R・W・Connell, Masculinities, Second Editon (2005)

授業準備のためにChapter 3 ‘The Social Organization of Masculinity’ を再読。初版は1995年。

ジェンダーと権力−−セクシュアリティの社会学』(三交社、1993)とあわせて読むとよい。原著は以下。
Gender and Power : Society, the Person and Sexual Politics, Cambridge: Polity Press, 1987.

また、グローバリゼーションの進展を受けて登場した「世界秩序」と男性性の関係(変化)は、以下の論文で論じられている。
Connell, R. W. & Julian Wood (2005) Globalization and Business Masculinities, Men and Masculinities, 7(4): 347-364. 

要約:


●Defining Masculinity
本論文でいう男性性とは、ジェンダー関係における位置のことでもあり、その位置で男女が行う実践のことでもあり、それら実践の効果のことでもある。

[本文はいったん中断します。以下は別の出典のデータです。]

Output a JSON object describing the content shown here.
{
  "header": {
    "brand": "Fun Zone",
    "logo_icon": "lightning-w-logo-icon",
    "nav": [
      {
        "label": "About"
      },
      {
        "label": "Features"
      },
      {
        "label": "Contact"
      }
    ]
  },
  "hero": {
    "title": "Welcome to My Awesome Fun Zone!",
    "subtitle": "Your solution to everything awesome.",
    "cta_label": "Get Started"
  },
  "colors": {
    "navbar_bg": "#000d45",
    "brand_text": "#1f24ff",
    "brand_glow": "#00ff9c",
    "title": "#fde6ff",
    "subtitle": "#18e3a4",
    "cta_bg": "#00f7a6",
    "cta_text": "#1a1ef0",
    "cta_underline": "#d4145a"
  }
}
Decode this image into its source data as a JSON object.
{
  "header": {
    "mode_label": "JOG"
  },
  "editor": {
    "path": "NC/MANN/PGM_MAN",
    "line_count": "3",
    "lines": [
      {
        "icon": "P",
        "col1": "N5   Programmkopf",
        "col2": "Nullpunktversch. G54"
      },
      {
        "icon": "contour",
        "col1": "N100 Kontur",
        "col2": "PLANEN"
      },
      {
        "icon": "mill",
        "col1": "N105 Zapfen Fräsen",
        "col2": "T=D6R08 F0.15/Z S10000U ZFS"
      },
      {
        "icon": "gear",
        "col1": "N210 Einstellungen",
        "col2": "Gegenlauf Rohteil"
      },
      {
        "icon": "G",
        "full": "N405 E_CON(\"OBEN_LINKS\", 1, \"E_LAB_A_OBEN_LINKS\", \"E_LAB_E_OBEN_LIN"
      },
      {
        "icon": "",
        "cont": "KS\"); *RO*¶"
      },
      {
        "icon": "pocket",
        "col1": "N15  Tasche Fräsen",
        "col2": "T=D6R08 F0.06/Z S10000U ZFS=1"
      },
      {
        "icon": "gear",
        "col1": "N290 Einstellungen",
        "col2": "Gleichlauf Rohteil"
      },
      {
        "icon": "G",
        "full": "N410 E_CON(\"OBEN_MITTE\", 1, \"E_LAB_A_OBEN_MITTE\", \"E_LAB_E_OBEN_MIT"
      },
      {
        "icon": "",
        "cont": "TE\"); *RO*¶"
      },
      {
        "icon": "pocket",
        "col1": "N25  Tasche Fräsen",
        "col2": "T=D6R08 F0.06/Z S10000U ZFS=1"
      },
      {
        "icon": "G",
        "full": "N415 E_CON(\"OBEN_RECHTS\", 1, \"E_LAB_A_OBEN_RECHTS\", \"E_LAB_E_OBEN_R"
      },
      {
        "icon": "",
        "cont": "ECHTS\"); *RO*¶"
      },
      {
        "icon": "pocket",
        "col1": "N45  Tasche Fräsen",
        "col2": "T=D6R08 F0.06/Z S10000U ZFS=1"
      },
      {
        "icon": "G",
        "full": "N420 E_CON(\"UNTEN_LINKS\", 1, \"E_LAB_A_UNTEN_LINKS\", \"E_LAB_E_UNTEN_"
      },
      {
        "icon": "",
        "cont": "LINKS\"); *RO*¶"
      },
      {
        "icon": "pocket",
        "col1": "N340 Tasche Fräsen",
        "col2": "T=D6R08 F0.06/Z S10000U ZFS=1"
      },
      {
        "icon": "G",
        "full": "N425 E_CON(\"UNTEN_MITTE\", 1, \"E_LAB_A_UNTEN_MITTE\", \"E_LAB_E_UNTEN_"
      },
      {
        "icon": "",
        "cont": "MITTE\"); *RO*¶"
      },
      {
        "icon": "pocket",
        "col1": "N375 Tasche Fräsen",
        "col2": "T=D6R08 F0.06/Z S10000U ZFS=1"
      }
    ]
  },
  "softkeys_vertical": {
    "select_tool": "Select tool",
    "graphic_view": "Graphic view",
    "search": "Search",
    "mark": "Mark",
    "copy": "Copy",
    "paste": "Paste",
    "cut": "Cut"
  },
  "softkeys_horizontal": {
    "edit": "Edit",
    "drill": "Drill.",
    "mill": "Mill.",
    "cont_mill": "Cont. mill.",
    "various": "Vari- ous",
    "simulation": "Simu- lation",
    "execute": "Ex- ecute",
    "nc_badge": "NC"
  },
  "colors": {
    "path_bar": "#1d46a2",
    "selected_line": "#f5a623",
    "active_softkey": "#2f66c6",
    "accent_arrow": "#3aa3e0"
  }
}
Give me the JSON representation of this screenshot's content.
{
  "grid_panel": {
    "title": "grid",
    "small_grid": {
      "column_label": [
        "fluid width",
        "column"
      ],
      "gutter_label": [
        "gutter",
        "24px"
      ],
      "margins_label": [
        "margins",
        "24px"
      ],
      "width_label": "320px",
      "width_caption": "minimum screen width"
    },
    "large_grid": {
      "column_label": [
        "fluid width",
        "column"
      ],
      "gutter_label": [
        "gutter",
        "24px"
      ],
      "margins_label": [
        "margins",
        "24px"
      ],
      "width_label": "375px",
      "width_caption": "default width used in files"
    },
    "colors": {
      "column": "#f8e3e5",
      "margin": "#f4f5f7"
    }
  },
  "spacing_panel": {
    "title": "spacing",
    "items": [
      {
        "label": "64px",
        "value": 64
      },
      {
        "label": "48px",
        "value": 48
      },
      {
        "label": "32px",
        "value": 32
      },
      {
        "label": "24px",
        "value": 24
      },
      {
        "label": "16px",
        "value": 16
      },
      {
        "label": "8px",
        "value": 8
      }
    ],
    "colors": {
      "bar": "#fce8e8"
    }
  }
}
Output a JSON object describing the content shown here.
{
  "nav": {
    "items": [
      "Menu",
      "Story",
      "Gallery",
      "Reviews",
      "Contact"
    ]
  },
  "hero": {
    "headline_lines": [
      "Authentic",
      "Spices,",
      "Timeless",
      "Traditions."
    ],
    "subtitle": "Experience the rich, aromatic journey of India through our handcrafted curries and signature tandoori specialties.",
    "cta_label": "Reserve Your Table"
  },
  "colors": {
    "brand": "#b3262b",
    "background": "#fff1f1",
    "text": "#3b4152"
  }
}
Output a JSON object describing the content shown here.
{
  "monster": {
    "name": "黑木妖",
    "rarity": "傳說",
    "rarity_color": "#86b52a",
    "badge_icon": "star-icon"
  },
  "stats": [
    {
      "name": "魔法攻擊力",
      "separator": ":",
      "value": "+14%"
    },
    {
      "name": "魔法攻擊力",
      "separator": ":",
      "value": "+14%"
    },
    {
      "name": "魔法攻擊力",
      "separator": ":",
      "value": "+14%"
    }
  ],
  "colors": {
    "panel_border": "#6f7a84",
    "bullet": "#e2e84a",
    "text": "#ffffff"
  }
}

●Gender as a Structure of Social Practice
・男性性・女性性が構造化される三つの場(「個々のライフコース」「言説、イデオロギー、文化」「制度」)
・ジェンダー構造(structure)の三重モデル(「権力」「生産・労働(production)」「カセクシス」)
・ジェンダーは階級や人種、国籍、世界秩序の中の位置と「交差(相互に作用)」する。

●Relations among Masculinities: Hegemony, Subordination, Complicity, Marginalization
・男性性は複数あり、少なくとも4つの理念型(「覇権的」「服従的」「共犯的」「周縁的」)が階層秩序を伴うかたちで存在している。
・特定の男性性を分析するにあたっては、覇権/服従・共犯、周縁化/権威化という二種類の関係性を枠組みとして用いることが有効

●Historical Dynamics, Violence and Crisis Tendencies
・歴史的にみて、男性性と暴力との間には抜きがたい関係がある。
・男性性の現代的な形成を理解するためには、ジェンダー秩序に見られる「危機的傾向」を整理する必要がある。